Bound by Flame Review
Those hoping for a meaty fantasy-RPG will be sorely disappointed
Spiders Games is no stranger to making fantasy worlds. The studio previously developed Of Orcs and Men and Faery: Legends of Avalon, and while those games were not considered roaring successes, each showed promise and left a glimmer of hope Spiders Games would be able to deliver a more cohesive and refined experience in the future. Unfortunately, the studio’s new release, Bound by Flame, is more lateral movement instead of progression. The game isn’t unplayable, but it is so rough around the edges and so unimaginative in its narrative that it fails to provide any reward or satisfaction.

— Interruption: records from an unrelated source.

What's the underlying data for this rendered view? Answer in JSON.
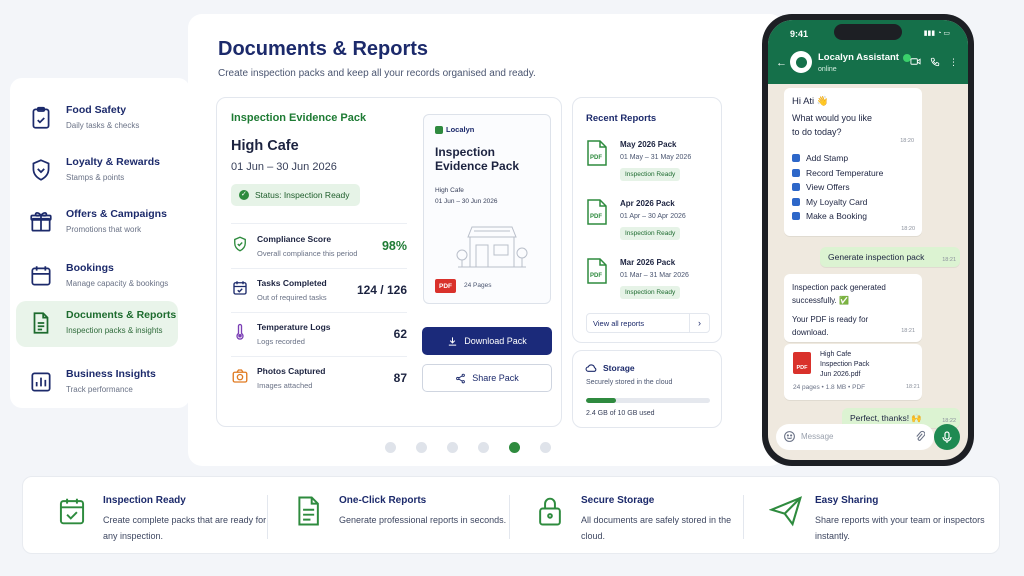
{
  "sidebar": {
    "items": [
      {
        "title": "Food Safety",
        "subtitle": "Daily tasks & checks",
        "icon": "clipboard-icon"
      },
      {
        "title": "Loyalty & Rewards",
        "subtitle": "Stamps & points",
        "icon": "shield-heart-icon"
      },
      {
        "title": "Offers & Campaigns",
        "subtitle": "Promotions that work",
        "icon": "gift-icon"
      },
      {
        "title": "Bookings",
        "subtitle": "Manage capacity & bookings",
        "icon": "calendar-icon"
      },
      {
        "title": "Documents & Reports",
        "subtitle": "Inspection packs & insights",
        "icon": "document-icon"
      },
      {
        "title": "Business Insights",
        "subtitle": "Track performance",
        "icon": "bar-chart-icon"
      }
    ]
  },
  "main": {
    "title": "Documents & Reports",
    "subtitle": "Create inspection packs and keep all your records organised and ready."
  },
  "evidence": {
    "heading": "Inspection Evidence Pack",
    "cafe": "High Cafe",
    "dates": "01 Jun – 30 Jun 2026",
    "status": "Status: Inspection Ready",
    "metrics": [
      {
        "title": "Compliance Score",
        "subtitle": "Overall compliance this period",
        "value": "98%"
      },
      {
        "title": "Tasks Completed",
        "subtitle": "Out of required tasks",
        "value": "124 / 126"
      },
      {
        "title": "Temperature Logs",
        "subtitle": "Logs recorded",
        "value": "62"
      },
      {
        "title": "Photos Captured",
        "subtitle": "Images attached",
        "value": "87"
      }
    ],
    "preview": {
      "brand": "Localyn",
      "title": "Inspection Evidence Pack",
      "cafe": "High Cafe",
      "dates": "01 Jun – 30 Jun 2026",
      "pdf_tag": "PDF",
      "pages": "24 Pages"
    },
    "download_label": "Download Pack",
    "share_label": "Share Pack"
  },
  "recent": {
    "title": "Recent Reports",
    "reports": [
      {
        "name": "May 2026 Pack",
        "dates": "01 May – 31 May 2026",
        "badge": "Inspection Ready"
      },
      {
        "name": "Apr 2026 Pack",
        "dates": "01 Apr – 30 Apr 2026",
        "badge": "Inspection Ready"
      },
      {
        "name": "Mar 2026 Pack",
        "dates": "01 Mar – 31 Mar 2026",
        "badge": "Inspection Ready"
      }
    ],
    "view_all": "View all reports"
  },
  "storage": {
    "title": "Storage",
    "subtitle": "Securely stored in the cloud",
    "used_text": "2.4 GB of 10 GB used",
    "used_fraction": 0.24,
    "accent": "#2f8a3f"
  },
  "carousel": {
    "count": 6,
    "active": 4
  },
  "features": [
    {
      "title": "Inspection Ready",
      "text": "Create complete packs that are ready for any inspection.",
      "icon": "calendar-check-icon"
    },
    {
      "title": "One-Click Reports",
      "text": "Generate professional reports in seconds.",
      "icon": "document-icon"
    },
    {
      "title": "Secure Storage",
      "text": "All documents are safely stored in the cloud.",
      "icon": "lock-icon"
    },
    {
      "title": "Easy Sharing",
      "text": "Share reports with your team or inspectors instantly.",
      "icon": "paper-plane-icon"
    }
  ],
  "phone": {
    "time": "9:41",
    "contact": "Localyn Assistant",
    "presence": "online",
    "greeting_line1": "Hi Ati 👋",
    "greeting_line2": "What would you like",
    "greeting_line3": "to do today?",
    "greeting_time": "18:20",
    "menu": [
      "Add Stamp",
      "Record Temperature",
      "View Offers",
      "My Loyalty Card",
      "Make a Booking"
    ],
    "menu_time": "18:20",
    "user_msg": "Generate inspection pack",
    "user_time": "18:21",
    "reply_line1": "Inspection pack generated",
    "reply_line2": "successfully. ✅",
    "reply_line3": "Your PDF is ready for",
    "reply_line4": "download.",
    "reply_time": "18:21",
    "file_name_1": "High Cafe",
    "file_name_2": "Inspection Pack",
    "file_name_3": "Jun 2026.pdf",
    "file_pdf_tag": "PDF",
    "file_meta": "24 pages • 1.8 MB • PDF",
    "file_time": "18:21",
    "thanks_msg": "Perfect, thanks! 🙌",
    "thanks_time": "18:22",
    "input_placeholder": "Message"
  }
}
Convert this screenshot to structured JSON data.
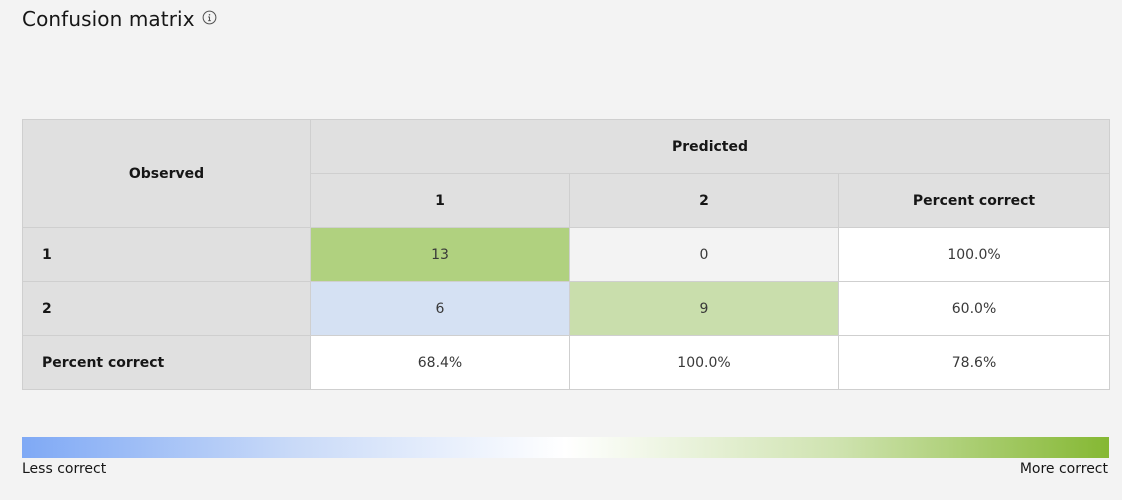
{
  "title": "Confusion matrix",
  "chart_data": {
    "type": "heatmap",
    "observed_header": "Observed",
    "predicted_header": "Predicted",
    "columns": [
      "1",
      "2",
      "Percent correct"
    ],
    "rows": [
      {
        "label": "1",
        "cells": [
          "13",
          "0",
          "100.0%"
        ],
        "colors": [
          "#b0d17f",
          "#f3f3f3",
          "#ffffff"
        ]
      },
      {
        "label": "2",
        "cells": [
          "6",
          "9",
          "60.0%"
        ],
        "colors": [
          "#d5e1f3",
          "#c9deac",
          "#ffffff"
        ]
      },
      {
        "label": "Percent correct",
        "cells": [
          "68.4%",
          "100.0%",
          "78.6%"
        ],
        "colors": [
          "#ffffff",
          "#ffffff",
          "#ffffff"
        ]
      }
    ],
    "values": [
      [
        13,
        0
      ],
      [
        6,
        9
      ]
    ],
    "percent_correct_rows": [
      100.0,
      60.0
    ],
    "percent_correct_cols": [
      68.4,
      100.0
    ],
    "percent_correct_overall": 78.6
  },
  "legend": {
    "less_label": "Less correct",
    "more_label": "More correct",
    "gradient_colors": [
      "#7fa9f5",
      "#c9daf8",
      "#ffffff",
      "#cfe3b0",
      "#85b833"
    ]
  }
}
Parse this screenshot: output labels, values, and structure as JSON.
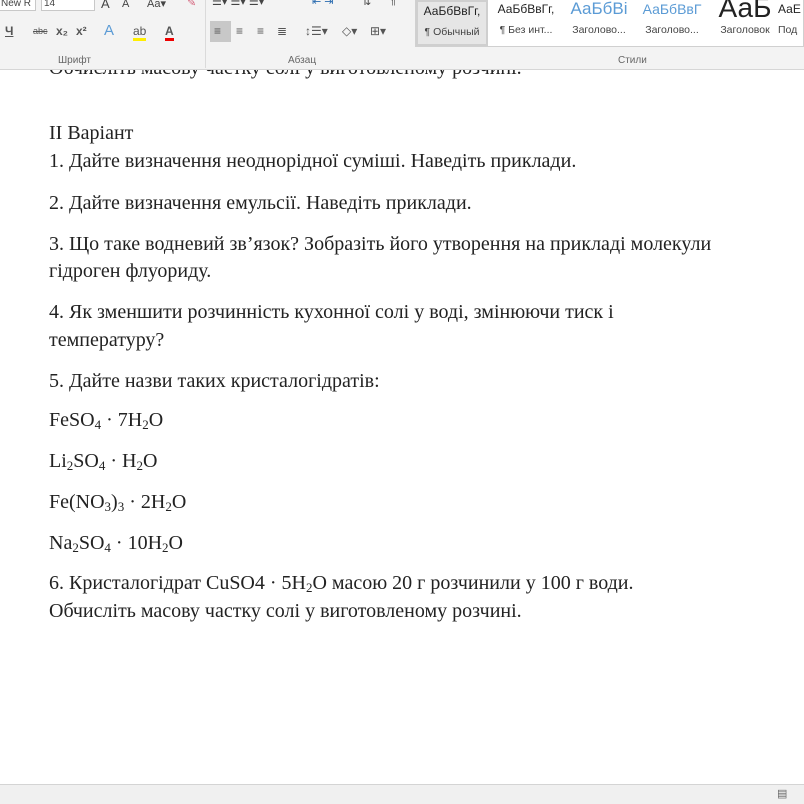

Bound by Flame attempts to tap into the action-RPG genre which has risen to so much popularity in recent years by offering a couple of standard genre elements. There is a simple character creation system, providing the options of gender, face, hairstyle, and name (although the character is called “Vulcan” in the dialogue no matter what you select). There is a party system which allows you to choose a character to accompany you on a quest, but they rarely contribute as anything more than a meat-shield. There are dialogue options and game-changing decisions, but the characters are boring and the choices are part of a standard “insert character ‘A’ or ‘B’ here” story roulette. These elements allow for some minor feeling of control over your game, some sense of ownership, but it hardly makes Bound by Flame feel dynamic or unique.
Once you have created a character you are thrust into the first of many lengthy cinematics. Bound by Flame has a story to tell and while you can skip through it, so much content is tied to the main plot you would be gutting the experience. The problem is, while the story itself is already mediocre - brimming with clichés and retreaded ideas - it is delivered horribly. The cinematics look worse than the game play, characters move rigidly, dialogue doesn’t sync up with the animations, and the voice-acting sounds on-par to you might find from a local community theatre. Important information can be delivered during these cutscenes or one of the numerous, lengthy in-game conversations, so the game holds you captive for these scenes, but my thumb often lingered on the “skip” button, begging to spring into action.
The plot of the game hinges on the main character ending up in the middle of a special ceremony which binds him/her with a fire demon. Like so many gritty, fantasy tales these days, Bound by Flame features a world filled with dangers. A massive evil is tearing through the continent and is threatening to wipe out the kingdoms of elves and men. Vulcan’s melding with this unnamed fire demon grants him special abilities needed to turn the tides of the war. Thus, you run through three acts, totaling about 20 hours in length, saving everyone who needs saving.
Bad stories which are poorly executed are not unique to video games and the narrative does not single-handedly ruin Bound by Flame. The game gets equal help from its unpolished gameplay. Bound by Flame attempts to build a combat system with great depth and challenge. Enemies are nasty beasts who can crush your life with a single blow or leave you sprawled out on the ground, waiting to be put out of your misery. Riffing off of other experiences of this nature (see: The Witcher and Dark Souls), it can be hard at times to tell how much of Bound by Flame is designed to be difficult and how much is just poor design. Nonetheless, time to time the game threatens to be an enriching challenge, filled with difficult battles which still feel rewarding to progress through. While initially taken aback by the intensity, I soon found myself getting into the punishing nature of the gameplay, until eventually I would hit part of the game which felt unfairly constructed. My AI cohort would fall in second, enemies would surround me and the game’s controls would lack the sophistication needed to accommodate the challenge presented.
Having punishing enemies is not a poor decision on its own, but the game doesn’t give you much to protect yourself. Bound by Flame provides two combat stances; the two-handed weapon stance of the warrior or the quick-strike dagger approach of the ranger. The warrior uses their large two-handed weapon to block enemy attacks, but what can/will be blocked is difficult to decipher. The enemy AI is nothing scoff at, and often I found myself surrounded, getting pelted from every angle, and dead within a few seconds. The ranger stance hinges on dodging backwards out of the way. This is a bit more functional and the game is often forgiving about the dodge as long as the timing is right - which can be a frustrating experiment. The drawback to the dodge is its rigid nature which only allowed me to go backward. There’s no rolling to the side or ducking beneath an attack, you have to skip backwards from whatever enemy you are targeting. When surrounded by enemies this can be a sticky system; I often thought I would dodge one direction, but the auto-targeting would send me another. You can try to control your targeting system manually, but if you do this you must leave the camera static or you will change the target. I often found myself stuck in a corner, jamming the dodge button while three enemies wailed away at me, leaving no chance to attack. To make matters worse, one bad strike from an enemy could leave you sprawling on the ground; when this happens it takes so long to get back up you’re bound to take a second hit which you can do nothing to avoid. These dodge and block controls should be the focal point of a truly challenging game like the one Spiders is attempting to make, but instead they are sticky and poorly crafted, breaking the core principle of design. If the game felt fair, the challenge would be a true treat, but instead I felt like death consistently cheated me instead of the other way around.